Una ricerca italiana potrebbe svelare il mistero dell'evento di Tunguska, una delle più grandi esplosioni della storia
Una violentissima esplosione da 15 megatoni, prodotta probabilmente da un meteorite di circa 50-80 metri di diametro. Decine di milioni di alberi furono improvvisamente rasi al suolo dalla terrificante onda d'urto, su un'area di oltre duemila chilometri quadrati.
Ci sarebbe una svolta nel mistero del cosiddetto “evento di Tunguska», quando il 30 giugno 1908, lungo le rive del fiume Tunguska, nella Siberia centrale, si verificò quella che viene considerata la collisione del millennio appena passato.
Una violentissima esplosione da 15 megatoni, prodotta probabilmente da un meteorite di circa 50-80 metri di diametro. Decine di milioni di alberi furono improvvisamente rasi al suolo dalla terrificante onda d'urto, su un'area di oltre duemila chilometri quadrati.
Cosa sappiamo oggi?
Grazie a registrazioni sismiche e barometriche dell'epoca (il rumore dell'esplosione si udì fino a mille chilometri di distanza), si conosce con buona approssimazione persino l'ora dell'evento, le 07:14:28 locali.
Quello che ancora non si sa è cosa lo abbia causato, visto che a oggi non è stato trovato nessun frammento di questo oggetto celeste. Un oggetto con lo stesso diametro in Arizona, negli Stati Uniti, circa 50mila anni fa, produsse il celebre Meteor Crater e le meteoriti associate sono numerose, mentre a Tunguska di crateri non vi è alcuna traccia.
Così il mistero di Tunguska ha acceso per oltre un secolo l'interesse della scienza e la fantasia, generando le teorie più bizzarre, fra alieni e presunti attacchi da altri pianeti. Ma scartate queste soluzioni, appare assai probabile che a schiantarsi sulla taiga fosse stato un corpo celeste.
Potrebbe essere stata una piccola cometa (teoria abbastanza consistente e giustificata dai bagliori e dall'intensità luminosa registrata per molti giorni dopo l'evento), dunque un corpo prevalentemente formato da ghiaccio.
Oppure un asteroide, non di metallo, come l'asteroide che colpì appunto l’Arizona, bensì di roccia, più frantumabile. Uno studio condotto da tre astronomi dell'Istituto Nazionale di Astrofisica, appena pubblicato su Icarus, proverà a cercare l’eventuale meteorite, che ancora non si è riuscito a trovare.

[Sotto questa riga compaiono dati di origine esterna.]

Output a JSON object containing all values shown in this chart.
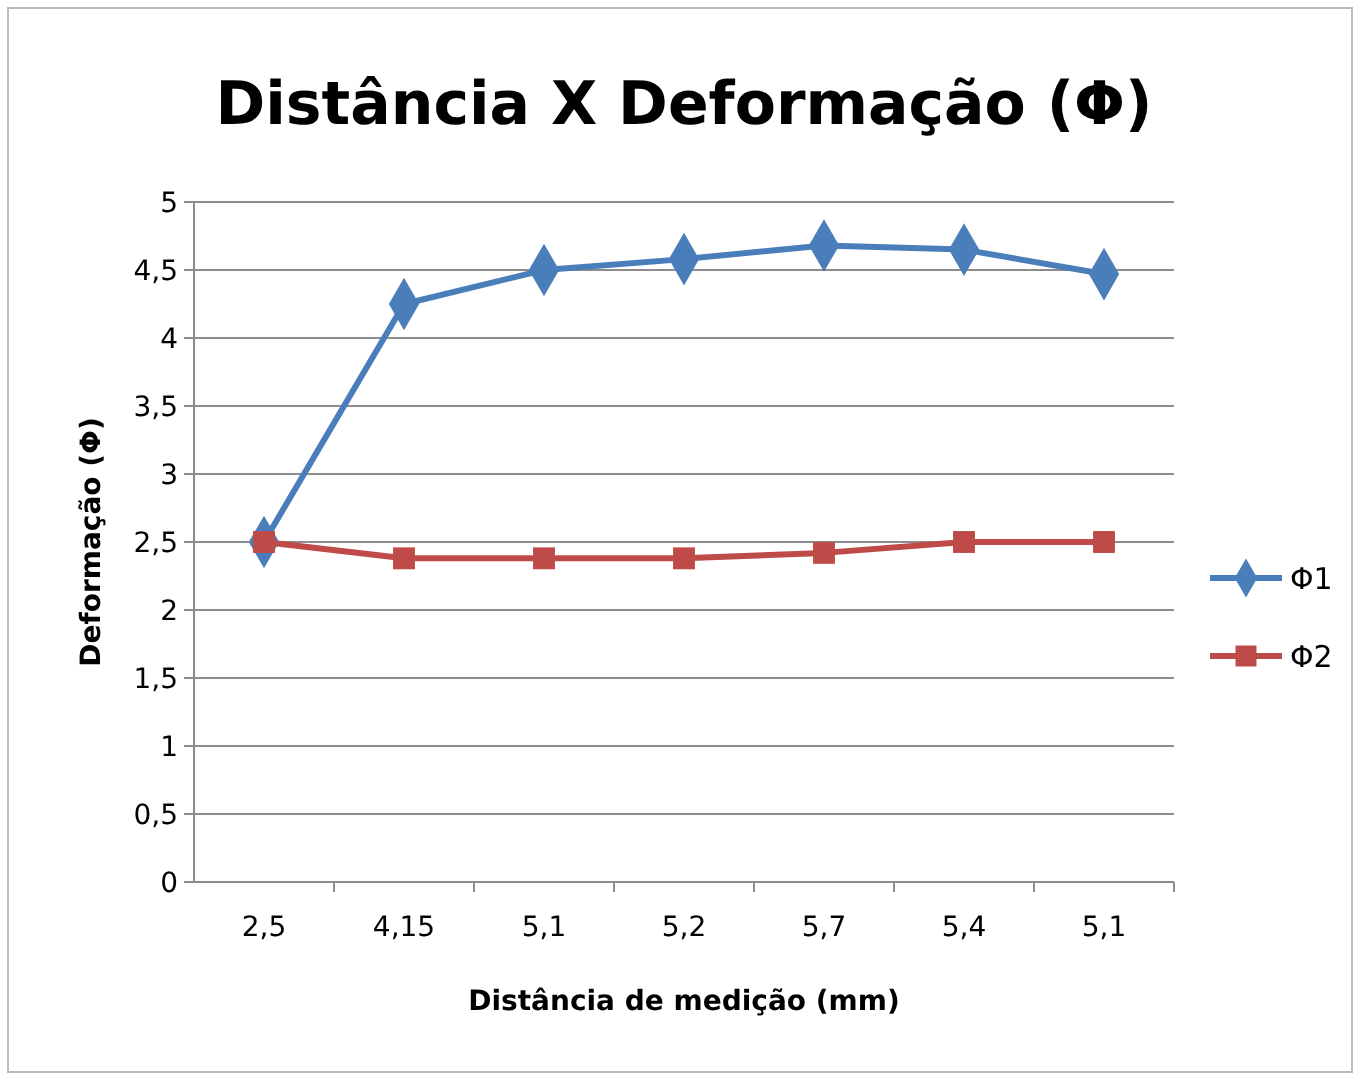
{
  "chart_data": {
    "type": "line",
    "title": "Distância X Deformação (Φ)",
    "xlabel": "Distância de medição (mm)",
    "ylabel": "Deformação (Φ)",
    "categories": [
      "2,5",
      "4,15",
      "5,1",
      "5,2",
      "5,7",
      "5,4",
      "5,1"
    ],
    "series": [
      {
        "name": "Φ1",
        "color": "#4a7ebb",
        "marker": "diamond",
        "values": [
          2.5,
          4.25,
          4.5,
          4.58,
          4.68,
          4.65,
          4.47
        ]
      },
      {
        "name": "Φ2",
        "color": "#be4b48",
        "marker": "square",
        "values": [
          2.5,
          2.38,
          2.38,
          2.38,
          2.42,
          2.5,
          2.5
        ]
      }
    ],
    "ylim": [
      0,
      5
    ],
    "yticks": [
      {
        "value": 0,
        "label": "0"
      },
      {
        "value": 0.5,
        "label": "0,5"
      },
      {
        "value": 1,
        "label": "1"
      },
      {
        "value": 1.5,
        "label": "1,5"
      },
      {
        "value": 2,
        "label": "2"
      },
      {
        "value": 2.5,
        "label": "2,5"
      },
      {
        "value": 3,
        "label": "3"
      },
      {
        "value": 3.5,
        "label": "3,5"
      },
      {
        "value": 4,
        "label": "4"
      },
      {
        "value": 4.5,
        "label": "4,5"
      },
      {
        "value": 5,
        "label": "5"
      }
    ],
    "grid": "y",
    "legend": "right"
  }
}
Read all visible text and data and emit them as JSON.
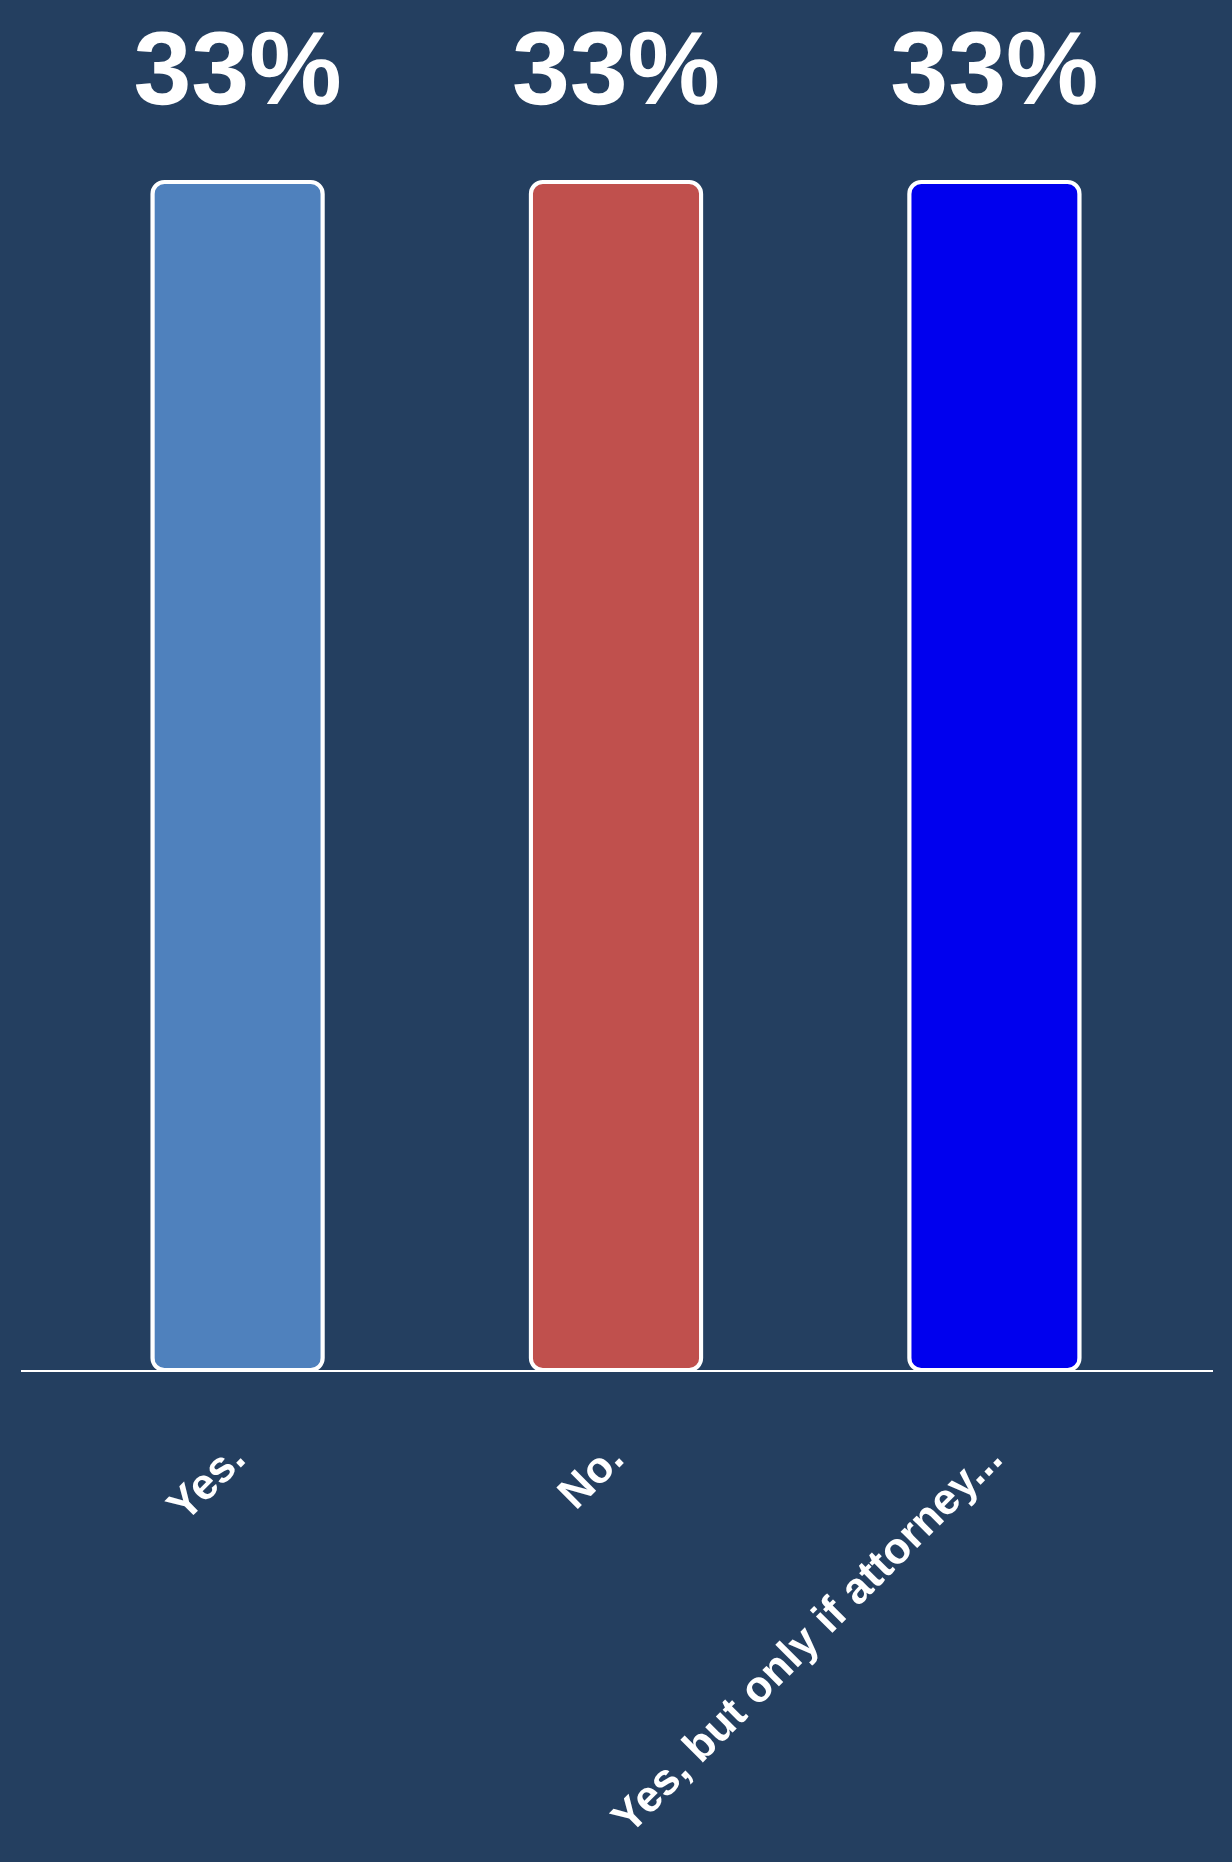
{
  "chart_data": {
    "type": "bar",
    "categories": [
      "Yes.",
      "No.",
      "Yes, but only if attorney..."
    ],
    "values": [
      33,
      33,
      33
    ],
    "colors": [
      "#4f81bd",
      "#c0504d",
      "#0000ee"
    ],
    "value_labels": [
      "33%",
      "33%",
      "33%"
    ]
  }
}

Le preziose testimonianze dopo l’impatto
Gli studiosi italiani fanno riferimento alle testimonianze dell’epoca, secondo cui dopo la violenta esplosione sono comparse delle pietre nella foresta. Purtroppo, la prima spedizione di Leonid Kulik è stata fatta solo 19 anni dopo, e gli eventuali frammenti macroscopici hanno avuto tutto il tempo per essere inghiottiti dal fango della taiga.
Dati preziosi come l'azimut della direzione di provenienza, il possibile angolo d'ingresso e l'epicentro dell'esplosione. Poi li hanno inseriti, con tutte le loro incertezze, in un modello messo a punto avvalendosi di un altro impatto, quello del secolo.
L’evento di Chelyabinsk del 2013, la meteora che sorvolò gli Urali e colpì la Russia, per il quale è stato rinvenuto un frammento monolitico con una massa di ben 570 kg.
I risultati dello studio
Dai calcoli risulta che il possibile strewn field di Tunguska si colloca a circa 11 km a nord-ovest dall'epicentro dell'esplosione e ha un'estensione di circa 140 km quadrati. Se ci sono le meteoriti macroscopiche devono essere sottoterra, perché quando sono arrivate al suolo avevano ancora abbastanza energia cinetica per penetrare il fangoso suolo siberiano.
In definitiva il caso Tunguska non è chiuso e potrebbero esserci dei frammenti del che aspettano di essere ritrovati. Le informazioni che si potrebbero ottenere chiarirebbero la natura del corpo oltre ogni ragionevole dubbio. Sarebbe la soluzione di un mistero che dura da più di un secolo e che è tempo di risolvere.